This was my previous post: serato.com
This is a followup:
(Not meant to be a complete all in all guide, but it should serve as a heads-up)
Of the various things I learnt that night,
1) Never compromise on equipment:
The most important was the importance of high quality equipment. If you can't buy it rent good equipment. Save up money to buy later.
Stick to the battle tested brands like EV/QSC etc
2)Never think twice
The trade-off between the money invested on good equipment vs the pain/trauma you have to undergo when your cheap equipment fails is not at all worth it.
3) Never get too comfortable:
Don't be lazy and never get too comfortable, treat every gig as your first.
Because things can go wrong in a million different ways.
4) When in doubt, ask:
If you are ever stuck with something that you can't figure out but you know something is off, talk to your DJ buddy . It will help you debug the issue much quickly.
5) Network Network Network and Learn Learn Learn:
Build a good rapport with other DJ's and network.

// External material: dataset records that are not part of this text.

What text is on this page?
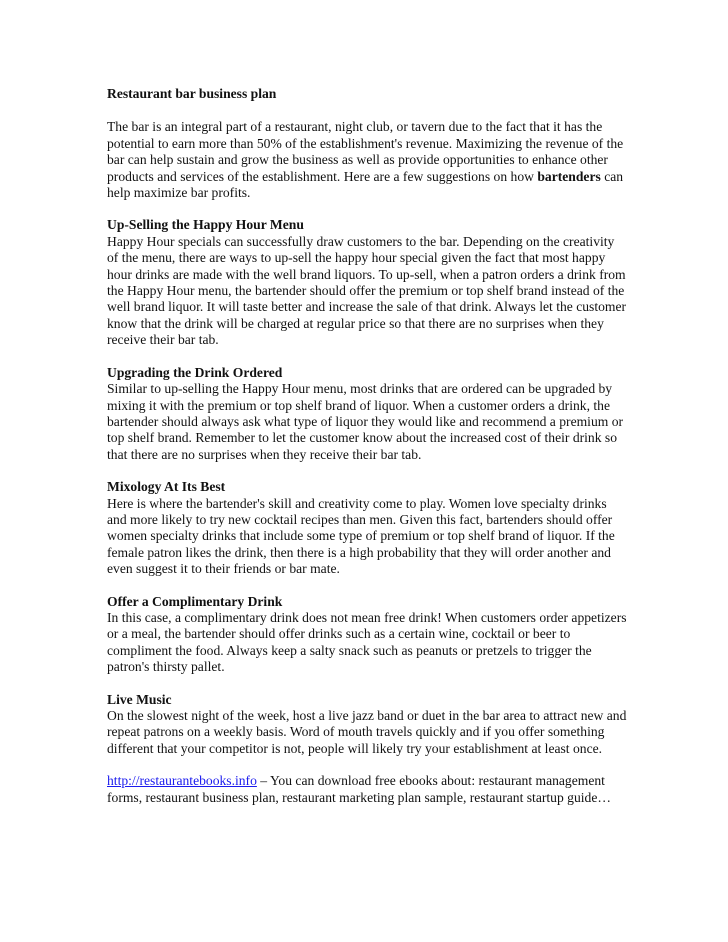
Restaurant bar business plan

The bar is an integral part of a restaurant, night club, or tavern due to the fact that it has the potential to earn more than 50% of the establishment's revenue. Maximizing the revenue of the bar can help sustain and grow the business as well as provide opportunities to enhance other products and services of the establishment. Here are a few suggestions on how bartenders can help maximize bar profits.

Up-Selling the Happy Hour Menu
Happy Hour specials can successfully draw customers to the bar. Depending on the creativity of the menu, there are ways to up-sell the happy hour special given the fact that most happy hour drinks are made with the well brand liquors. To up-sell, when a patron orders a drink from the Happy Hour menu, the bartender should offer the premium or top shelf brand instead of the well brand liquor. It will taste better and increase the sale of that drink. Always let the customer know that the drink will be charged at regular price so that there are no surprises when they receive their bar tab.
Upgrading the Drink Ordered
Similar to up-selling the Happy Hour menu, most drinks that are ordered can be upgraded by mixing it with the premium or top shelf brand of liquor. When a customer orders a drink, the bartender should always ask what type of liquor they would like and recommend a premium or top shelf brand. Remember to let the customer know about the increased cost of their drink so that there are no surprises when they receive their bar tab.
Mixology At Its Best
Here is where the bartender's skill and creativity come to play. Women love specialty drinks and more likely to try new cocktail recipes than men. Given this fact, bartenders should offer women specialty drinks that include some type of premium or top shelf brand of liquor. If the female patron likes the drink, then there is a high probability that they will order another and even suggest it to their friends or bar mate.
Offer a Complimentary Drink
In this case, a complimentary drink does not mean free drink! When customers order appetizers or a meal, the bartender should offer drinks such as a certain wine, cocktail or beer to compliment the food. Always keep a salty snack such as peanuts or pretzels to trigger the patron's thirsty pallet.
Live Music
On the slowest night of the week, host a live jazz band or duet in the bar area to attract new and repeat patrons on a weekly basis. Word of mouth travels quickly and if you offer something different that your competitor is not, people will likely try your establishment at least once.

http://restaurantebooks.info – You can download free ebooks about: restaurant management forms, restaurant business plan, restaurant marketing plan sample, restaurant startup guide…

When you don't have a gig. Accompany them to their gigs. Learn new techniques and stuff and learn the tricks of the trade.
Always use the highest quality power cables, so that they keep your equipment safe and also make the environment safe for the people in the event.
7) Power at the Venue :
I'm not sure about what to write under this segment, but I believe it is better to go there a day in advance and try to understand the the power situation at the venue. Like mentioned here : serato.com
Otherwise even the best of speakers can sound like they are squealing underwater.

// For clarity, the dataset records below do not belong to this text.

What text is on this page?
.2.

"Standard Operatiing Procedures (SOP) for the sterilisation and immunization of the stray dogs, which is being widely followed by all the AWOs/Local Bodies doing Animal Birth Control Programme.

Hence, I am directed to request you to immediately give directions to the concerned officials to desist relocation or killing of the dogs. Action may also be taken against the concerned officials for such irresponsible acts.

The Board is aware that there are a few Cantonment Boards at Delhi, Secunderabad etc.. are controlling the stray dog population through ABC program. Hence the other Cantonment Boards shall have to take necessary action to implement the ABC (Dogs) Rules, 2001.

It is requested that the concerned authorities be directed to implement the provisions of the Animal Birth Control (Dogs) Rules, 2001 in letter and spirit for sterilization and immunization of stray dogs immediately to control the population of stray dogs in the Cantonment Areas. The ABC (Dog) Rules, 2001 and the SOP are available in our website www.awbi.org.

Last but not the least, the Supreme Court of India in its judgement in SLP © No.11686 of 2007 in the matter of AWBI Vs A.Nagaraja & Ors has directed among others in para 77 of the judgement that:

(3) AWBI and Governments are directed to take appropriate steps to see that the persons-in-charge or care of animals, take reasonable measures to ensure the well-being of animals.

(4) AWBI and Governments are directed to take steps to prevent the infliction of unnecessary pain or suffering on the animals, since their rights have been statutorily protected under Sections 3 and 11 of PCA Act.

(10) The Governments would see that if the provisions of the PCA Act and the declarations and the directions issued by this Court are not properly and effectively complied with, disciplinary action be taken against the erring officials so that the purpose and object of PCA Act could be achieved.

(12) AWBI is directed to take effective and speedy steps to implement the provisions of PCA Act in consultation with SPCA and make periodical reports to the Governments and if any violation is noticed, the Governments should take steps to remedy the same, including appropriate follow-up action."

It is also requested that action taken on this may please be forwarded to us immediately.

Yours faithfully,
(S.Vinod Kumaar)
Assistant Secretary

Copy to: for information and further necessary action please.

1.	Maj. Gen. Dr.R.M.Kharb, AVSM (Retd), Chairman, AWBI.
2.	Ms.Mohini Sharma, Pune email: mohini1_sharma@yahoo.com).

May be you can use some transformer or power smoothing thingy to ensure proper supply
8) Have `proper` insurance .
9) Have a clear discussion and signed agreement with the client that they shouldn't mess with your equipment or crowd around the dj booth.
10) Don't undersell , get paid for your worth:
getting gigs might be hard , but if you undersell, you will be unhappy, you won't make money, you won't be able to afford good equipment.

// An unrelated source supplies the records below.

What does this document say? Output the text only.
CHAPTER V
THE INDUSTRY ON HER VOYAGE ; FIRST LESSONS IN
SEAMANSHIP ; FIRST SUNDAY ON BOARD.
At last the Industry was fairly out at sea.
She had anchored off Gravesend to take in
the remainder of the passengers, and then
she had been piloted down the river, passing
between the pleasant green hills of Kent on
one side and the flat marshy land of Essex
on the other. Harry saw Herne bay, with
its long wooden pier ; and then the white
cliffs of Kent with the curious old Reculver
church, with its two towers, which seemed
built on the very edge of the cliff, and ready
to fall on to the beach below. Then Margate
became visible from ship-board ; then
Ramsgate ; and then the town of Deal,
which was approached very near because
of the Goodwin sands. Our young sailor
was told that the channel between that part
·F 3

You will be screwing yourself along with other dj's as all clients will want unrealistic prices.
Create multiple pricing packages and make it according to the amount of work that goes into it.
If possible, explain to them the various factors that go into DJ'ing (transport-buying new music- maintaining equipment - setting up breaking down equipment etc etc)
"Discuss with your fellow DJs and make it a point not to dj for cheap rates." Think about the bigger picture, not short term gains.